Wednesday, March 31, 2021

Layer 3 Access and IPv6

We are working on an IPv6 addressing scheme for our enterprise. We also use layer 3 access for IPv4 and have for 15+ years. Each switch stack has its own production, VoIP, and management subnets (and special networks as needed). The reasons for L3 access were to limit broadcast domain size and minimize the spanning tree.

Now we're working on our IPv6 addressing.
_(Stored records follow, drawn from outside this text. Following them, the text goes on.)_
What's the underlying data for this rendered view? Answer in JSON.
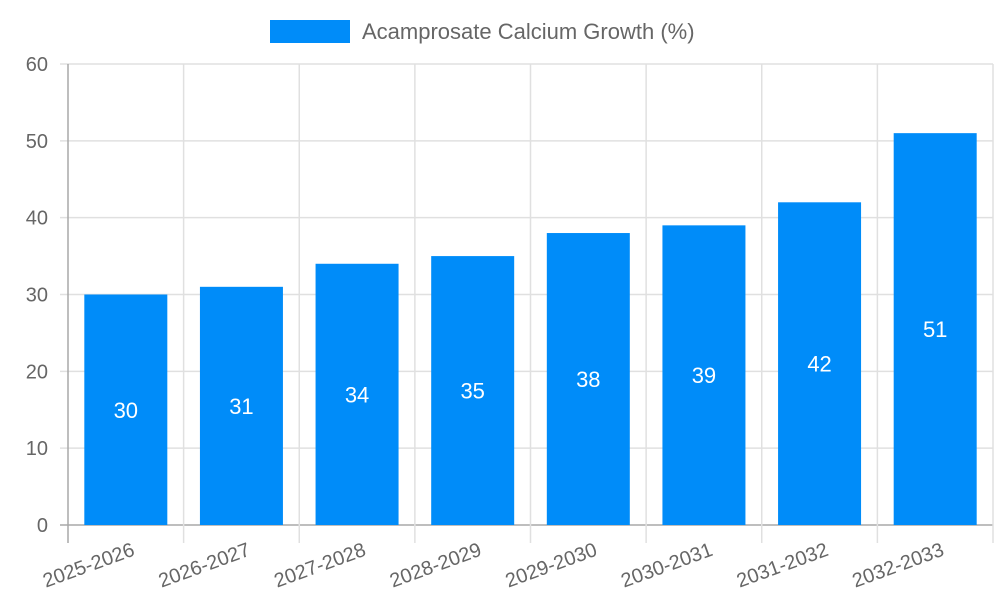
{
  "chart_data": {
    "type": "bar",
    "title": "",
    "legend": [
      {
        "label": "Acamprosate Calcium Growth (%)",
        "color": "#008cf9"
      }
    ],
    "legend_position": "top",
    "categories": [
      "2025-2026",
      "2026-2027",
      "2027-2028",
      "2028-2029",
      "2029-2030",
      "2030-2031",
      "2031-2032",
      "2032-2033"
    ],
    "series": [
      {
        "name": "Acamprosate Calcium Growth (%)",
        "values": [
          30,
          31,
          34,
          35,
          38,
          39,
          42,
          51
        ]
      }
    ],
    "xlabel": "",
    "ylabel": "",
    "ylim": [
      0,
      60
    ],
    "yticks": [
      0,
      10,
      20,
      30,
      40,
      50,
      60
    ],
    "grid": true,
    "data_labels": true,
    "bar_color": "#008cf9"
  }
}
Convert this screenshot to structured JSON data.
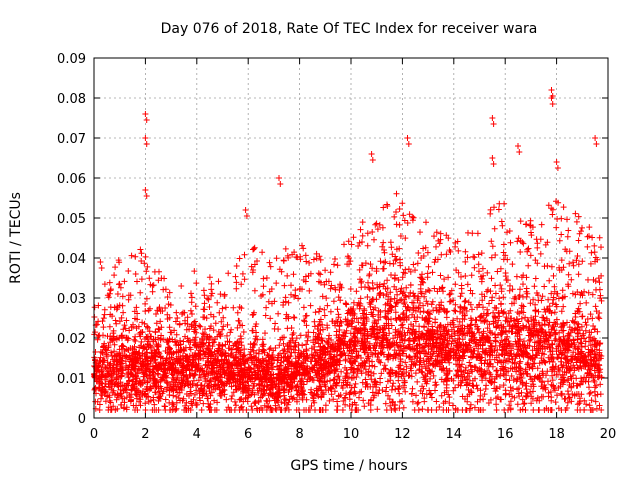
{
  "chart_data": {
    "type": "scatter",
    "title": "Day 076 of 2018, Rate Of TEC Index for receiver wara",
    "xlabel": "GPS time / hours",
    "ylabel": "ROTI / TECUs",
    "xlim": [
      0,
      20
    ],
    "ylim": [
      0,
      0.09
    ],
    "xticks": [
      0,
      2,
      4,
      6,
      8,
      10,
      12,
      14,
      16,
      18,
      20
    ],
    "xtick_labels": [
      "0",
      "2",
      "4",
      "6",
      "8",
      "10",
      "12",
      "14",
      "16",
      "18",
      "20"
    ],
    "yticks": [
      0,
      0.01,
      0.02,
      0.03,
      0.04,
      0.05,
      0.06,
      0.07,
      0.08,
      0.09
    ],
    "ytick_labels": [
      "0",
      "0.01",
      "0.02",
      "0.03",
      "0.04",
      "0.05",
      "0.06",
      "0.07",
      "0.08",
      "0.09"
    ],
    "grid": true,
    "marker": "+",
    "color": "#ff0000",
    "series": [
      {
        "name": "ROTI",
        "x_range": [
          0,
          19.75
        ],
        "envelope": {
          "description": "approximate upper extent of dense points (hours, ROTI)",
          "x": [
            0,
            1,
            2,
            3,
            4,
            5,
            6,
            7,
            8,
            9,
            10,
            11,
            12,
            13,
            14,
            15,
            16,
            17,
            18,
            19,
            19.7
          ],
          "upper": [
            0.03,
            0.04,
            0.043,
            0.035,
            0.038,
            0.035,
            0.045,
            0.04,
            0.045,
            0.04,
            0.045,
            0.055,
            0.057,
            0.05,
            0.045,
            0.05,
            0.055,
            0.05,
            0.055,
            0.05,
            0.045
          ],
          "center": [
            0.01,
            0.011,
            0.012,
            0.011,
            0.012,
            0.011,
            0.01,
            0.009,
            0.011,
            0.012,
            0.016,
            0.018,
            0.018,
            0.017,
            0.015,
            0.015,
            0.016,
            0.015,
            0.015,
            0.014,
            0.012
          ]
        },
        "notable_points": [
          {
            "x": 0.25,
            "y": 0.039
          },
          {
            "x": 2.0,
            "y": 0.076
          },
          {
            "x": 2.0,
            "y": 0.07
          },
          {
            "x": 2.0,
            "y": 0.057
          },
          {
            "x": 5.9,
            "y": 0.052
          },
          {
            "x": 7.2,
            "y": 0.06
          },
          {
            "x": 10.8,
            "y": 0.066
          },
          {
            "x": 12.2,
            "y": 0.07
          },
          {
            "x": 15.5,
            "y": 0.075
          },
          {
            "x": 15.5,
            "y": 0.065
          },
          {
            "x": 16.5,
            "y": 0.068
          },
          {
            "x": 17.8,
            "y": 0.082
          },
          {
            "x": 17.8,
            "y": 0.08
          },
          {
            "x": 18.0,
            "y": 0.064
          },
          {
            "x": 19.5,
            "y": 0.07
          }
        ]
      }
    ]
  }
}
My organization is large enough that we have a /32. And we're trying to keep to the /64 subnet boundary so we can still use SLAAC if we choose to.

But we're having a disagreement on whether to continue layer 3 access, especially in light of IP fabrics and CRB.

  • In our existing design, every access switch stack will get its own IPv6 addressing for production/VoIP/management.
  • In an IP fabric design with CRB, a building has single production/VoIP/management subnets.

The objection to CRB is that we go back to having a building-wide broadcast domain and more difficulty identifying the switch stack. (Example: if a production subnet is 10.47.88.0/24 and we see an IP 10.47.88.36, DNS resolution on 10.47.88.1 will tell us the switch stack, as that's the gateway IP. We're still flailing in our automation chops. Acknowledged.)

So I'm looking for input from people who have implemented IPv6 in a L3 access and want to know what you did. Is the broadcast domain size still a concern? Did you maintain individual subnets per stack? Are you switching to a fabric? Did you change to CRB (regardless of a fabric or not)? Any other input?